Saturday, April 09, 2011

Mangrove forests and carbon sequestration

According to a new study published on April 3, in Nature Geoscience, mangroves store exceptionally more carbon than most tropical forests. The flip side is that Mangroves are being destroyed at an alarming rate. Mangrove forests have declined by as much as 50% over the past half century.
According to the researchers even though mangroves occupy less than 1% of tropical forest area, they store up to 10% of global carbon emissions. Till now the amount of carbon in mangroves has been largely ignored.

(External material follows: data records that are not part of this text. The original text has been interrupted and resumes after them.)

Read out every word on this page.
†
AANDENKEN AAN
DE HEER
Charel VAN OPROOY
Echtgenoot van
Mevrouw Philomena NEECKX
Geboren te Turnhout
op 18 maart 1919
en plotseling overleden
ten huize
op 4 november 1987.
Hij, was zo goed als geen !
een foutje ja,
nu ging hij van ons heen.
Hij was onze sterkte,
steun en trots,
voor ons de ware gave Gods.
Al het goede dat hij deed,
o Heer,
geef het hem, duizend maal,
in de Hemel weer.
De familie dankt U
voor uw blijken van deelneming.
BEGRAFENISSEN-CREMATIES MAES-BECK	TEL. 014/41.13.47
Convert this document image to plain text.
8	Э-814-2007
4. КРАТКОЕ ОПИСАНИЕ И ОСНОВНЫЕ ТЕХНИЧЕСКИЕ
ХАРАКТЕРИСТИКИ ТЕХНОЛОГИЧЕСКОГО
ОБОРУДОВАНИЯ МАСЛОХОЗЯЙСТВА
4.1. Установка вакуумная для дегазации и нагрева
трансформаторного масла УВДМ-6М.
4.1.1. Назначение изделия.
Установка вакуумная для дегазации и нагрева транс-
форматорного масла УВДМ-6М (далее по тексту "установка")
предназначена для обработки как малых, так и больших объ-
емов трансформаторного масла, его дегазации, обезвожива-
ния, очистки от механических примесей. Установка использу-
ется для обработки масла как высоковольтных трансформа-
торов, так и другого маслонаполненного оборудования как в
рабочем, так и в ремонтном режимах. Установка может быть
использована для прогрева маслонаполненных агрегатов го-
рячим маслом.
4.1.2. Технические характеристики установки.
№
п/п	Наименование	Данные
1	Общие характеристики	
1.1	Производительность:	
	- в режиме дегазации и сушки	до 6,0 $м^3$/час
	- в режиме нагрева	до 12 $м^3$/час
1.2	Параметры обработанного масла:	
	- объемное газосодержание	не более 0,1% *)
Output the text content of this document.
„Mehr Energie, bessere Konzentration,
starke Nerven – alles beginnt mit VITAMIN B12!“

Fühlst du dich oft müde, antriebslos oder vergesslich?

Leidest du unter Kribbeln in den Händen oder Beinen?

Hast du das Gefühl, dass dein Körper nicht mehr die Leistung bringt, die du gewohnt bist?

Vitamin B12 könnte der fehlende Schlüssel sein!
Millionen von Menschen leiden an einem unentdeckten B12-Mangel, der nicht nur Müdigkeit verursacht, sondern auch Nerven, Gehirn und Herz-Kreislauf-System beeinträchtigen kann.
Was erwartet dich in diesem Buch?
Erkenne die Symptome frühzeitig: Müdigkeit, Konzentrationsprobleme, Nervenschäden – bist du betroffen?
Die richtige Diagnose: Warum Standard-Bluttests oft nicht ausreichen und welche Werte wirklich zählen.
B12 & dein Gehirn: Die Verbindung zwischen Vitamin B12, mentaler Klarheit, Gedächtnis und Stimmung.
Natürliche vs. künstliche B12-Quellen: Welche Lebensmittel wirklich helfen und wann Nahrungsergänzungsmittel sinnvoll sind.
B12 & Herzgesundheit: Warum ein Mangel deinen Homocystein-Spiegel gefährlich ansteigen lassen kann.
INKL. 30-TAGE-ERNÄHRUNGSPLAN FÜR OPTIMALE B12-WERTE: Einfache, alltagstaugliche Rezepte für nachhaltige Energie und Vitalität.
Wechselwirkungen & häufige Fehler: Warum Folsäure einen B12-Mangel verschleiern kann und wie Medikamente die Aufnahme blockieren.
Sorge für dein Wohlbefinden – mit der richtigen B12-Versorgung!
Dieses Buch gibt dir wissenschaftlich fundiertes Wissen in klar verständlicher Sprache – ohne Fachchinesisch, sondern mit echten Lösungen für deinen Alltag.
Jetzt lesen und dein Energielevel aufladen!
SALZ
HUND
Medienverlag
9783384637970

To estimate the abundance of carbon in mangroves, lead investigator J. Boone Kauffman, an ecologist at the Northern Research Station of the US Forest Service in Durham, New Hampshire, and his team sampled 25 mangrove sites across the world that covered about 40% of the global area covered by these forests. They found that these forests hold much more carbon than boreal, temperate or tropical upland forests. The carbon was stored mainly in an organic-rich 'muck layer' of soil more than 30 centimeters below the surface. The researchers assess that worldwide carbon reserves in mangrove forests may be as high as 25% of those in tropical peatlands. The researchers sound the warning that destroying mangrove forests could have far reaching deleterious effects.
The paper gives a germane justification for preserving mangrove forests. It is also a wakeup call.